En 2015, México, en medio de escándalos como el de la “Casa Blanca” y denuncias crecientes por desvíos multimillonarios de recursos públicos a nivel federal y estatal, experimentó un giro sin precedentes en su política anticorrupción: la creación del Sistema Nacional Anticorrupción (SNA). Diseñado como una herramienta de coordinación interinstitucional y participación ciudadana, su objetivo era ambicioso y urgente: erradicar la corrupción desde su origen hasta su sanción.
El SNA surgió de una reforma constitucional al artículo 113, con la intención de articular un ecosistema anticorrupción a través de siete instituciones clave: la Auditoría Superior de la Federación (ASF), la entonces Secretaría de la Función Pública (hoy renombrada Secretaría Anticorrupción y Buen Gobierno, SABG), el Tribunal Federal de Justicia Administrativa (TFJA), la Fiscalía Especializada en Combate a la Corrupción, el Consejo de la Judicatura Federal (próximamente sustituido por un nuevo órgano disciplinario), el Comité de Participación Ciudadana (CPC) y el ya extinto Instituto Nacional de Transparencia, Acceso a la Información y Protección de Datos Personales (INAI).
Su diseño, considerado innovador incluso a nivel regional, prometía una coordinación transversal entre instituciones de control, justicia y sociedad civil, además del desarrollo de herramientas digitales para fortalecer la transparencia y la rendición de cuentas. Sin embargo, a casi una década de su creación, la efectividad del SNA se ha visto limitada. Si bien ha consolidado una estructura operativa para la prevención, detección y sanción de actos de corrupción, lo ha hecho más en el plano formal que en el práctico. Ha ampliado las obligaciones institucionales, creado nuevos mecanismos de vigilancia y visibilizado a las autoridades, pero sin generar un cambio estructural profundo.
A nivel local, algunos Comités de Participación Ciudadana han logrado avances relevantes. En el Estado de México, por ejemplo, el CPC ha colaborado con periodistas y fiscalías para documentar casos y promover sanciones administrativas. Pero estos logros siguen siendo excepcionales, no sistémicos.

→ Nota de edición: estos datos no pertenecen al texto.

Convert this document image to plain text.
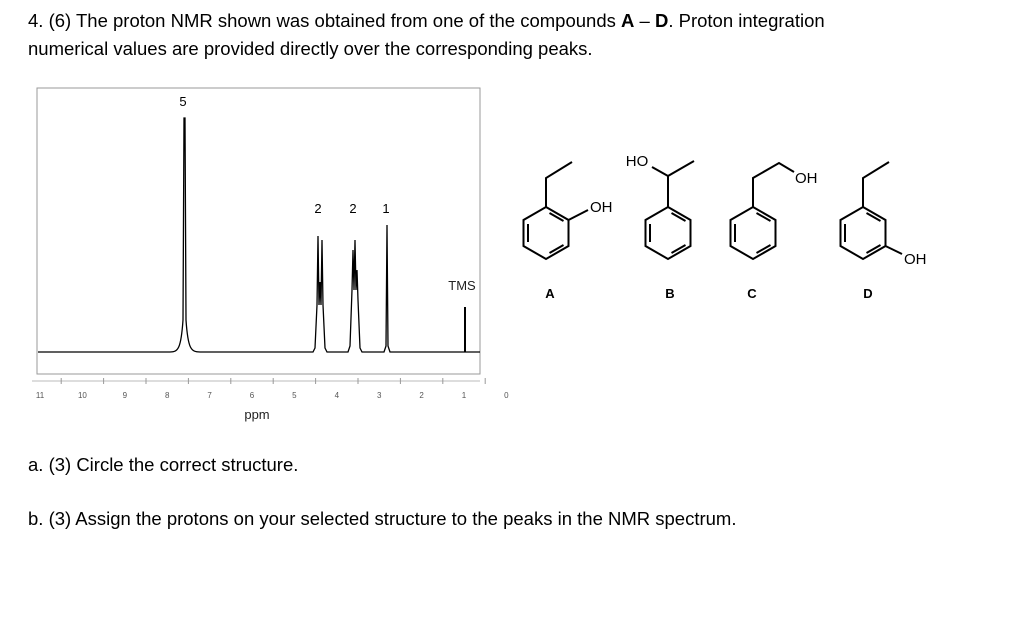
4. (6) The proton NMR shown was obtained from one of the compounds A – D. Proton integration
numerical values are provided directly over the corresponding peaks.
11	10	9	8	7	6	5	4	3	2	1	0
ppm
TMS
5
2 2 1	OH
A
HO
B
OH
C
OH
D
a. (3) Circle the correct structure.
b. (3) Assign the protons on your selected structure to the peaks in the NMR spectrum.
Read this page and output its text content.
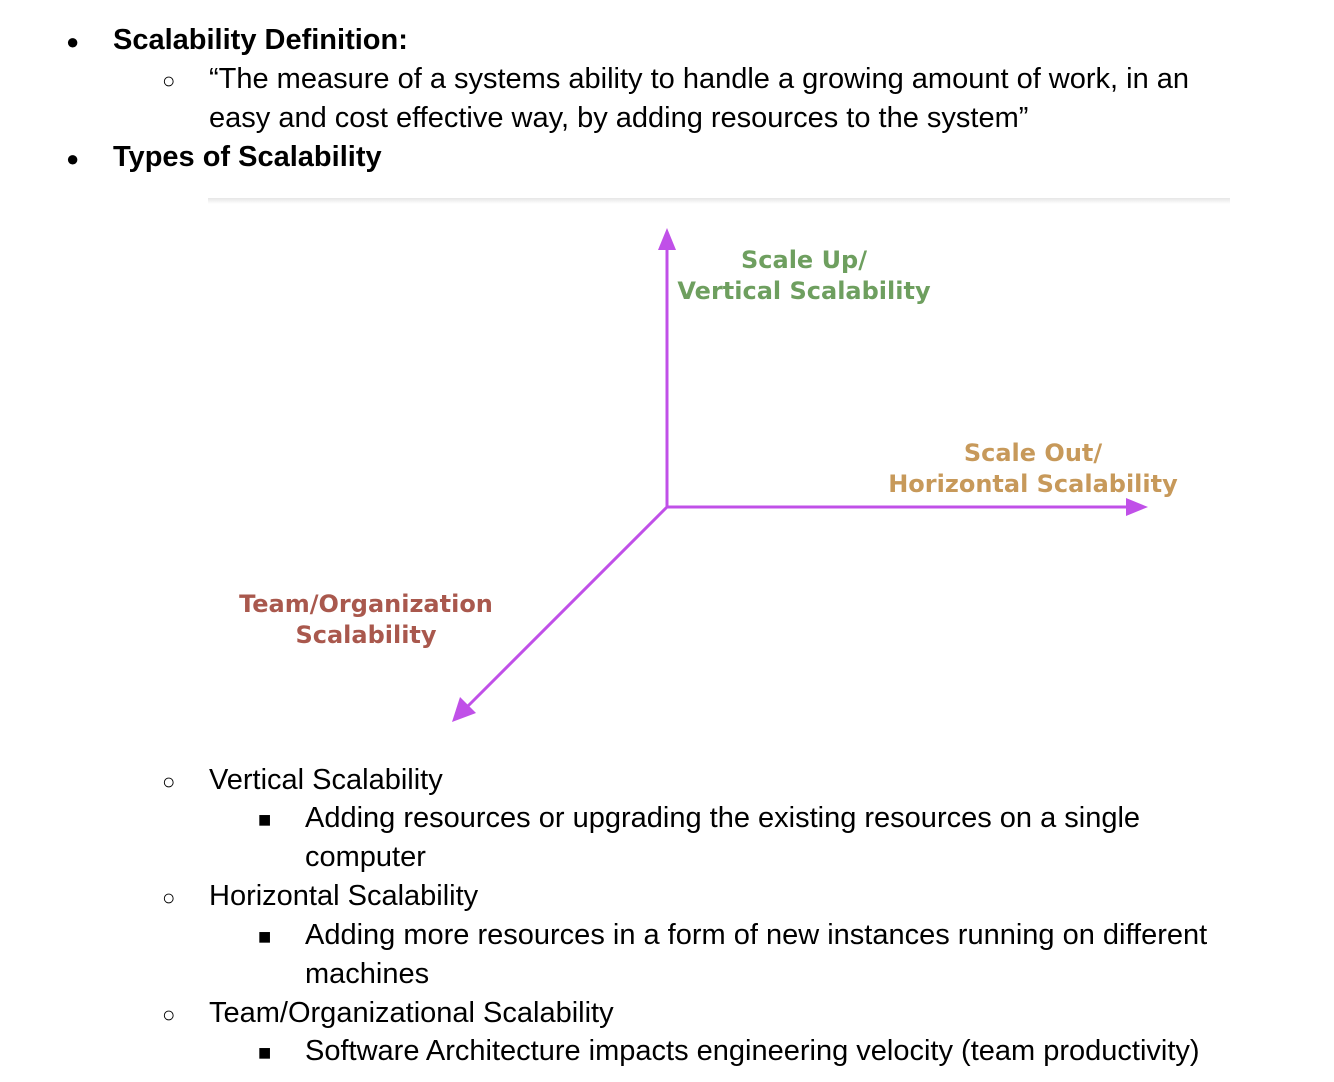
● Scalability Definition:
○ “The measure of a systems ability to handle a growing amount of work, in an
easy and cost effective way, by adding resources to the system”
● Types of Scalability
Scale Up/
Vertical Scalability
Scale Out/
Horizontal Scalability
Team/Organization
Scalability
○ Vertical Scalability
■ Adding resources or upgrading the existing resources on a single
computer
○ Horizontal Scalability
■ Adding more resources in a form of new instances running on different
machines
○ Team/Organizational Scalability
■ Software Architecture impacts engineering velocity (team productivity)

La corrupción en México continúa siendo un fenómeno arraigado y multifactorial que trasciende las capacidades de un solo sistema. Las cifras de impunidad, la normalización de prácticas corruptas y el escepticismo social reflejan una realidad dolorosa: la implementación efectiva de políticas públicas y la construcción de una cultura de legalidad siguen siendo una meta lejana.
Hace unos días, con motivo del décimo aniversario del SNA, la titular de la SABG, Raquel Buenrostro, reconoció que el sistema “urge de capacidad y rumbo”. Su afirmación no fue solo un señalamiento político, sino un diagnóstico preciso. El SNA enfrenta retos estructurales: presupuestos limitados, autonomía institucional restringida y una cultura burocrática que aún tolera, cuando no reproduce, prácticas corruptas.
Si se quiere que el SNA cumpla con su propósito, es indispensable un compromiso renovado por parte de todos los actores involucrados. Se requiere fortalecer la coordinación interinstitucional, garantizar la autonomía de las fiscalías y dotar al sistema de los recursos necesarios para su operación. Pero también, y quizás más importante, se necesita una transformación de fondo en la cultura institucional, una que premie la integridad, fomente la transparencia y castigue de manera efectiva las desviaciones.
El combate a la corrupción no es solo un asunto de gobierno. La participación activa de la sociedad civil es crucial: en la denuncia, en la vigilancia, en la exigencia permanente de rendición de cuentas. El sector privado también debe involucrarse. Según la Encuesta Nacional de Calidad e Impacto Gubernamental (ENCIG) del INEGI, el 65 % de los actos de corrupción involucran a particulares. Sin esquemas de corresponsabilidad empresarial ni incentivos claros para adoptar códigos de ética vinculantes, el sistema seguirá atrapado en una lógica punitiva estatal, ineficaz frente a redes complejas de corrupción público-privada.
El SNA no ha sido un fracaso absoluto, pero sí una promesa aún incumplida. Hoy, más que nunca, se necesita recuperar su espíritu original: un esfuerzo coordinado, transversal y colectivo. Solo así será posible avanzar hacia un México más justo, íntegro y libre de corrupción.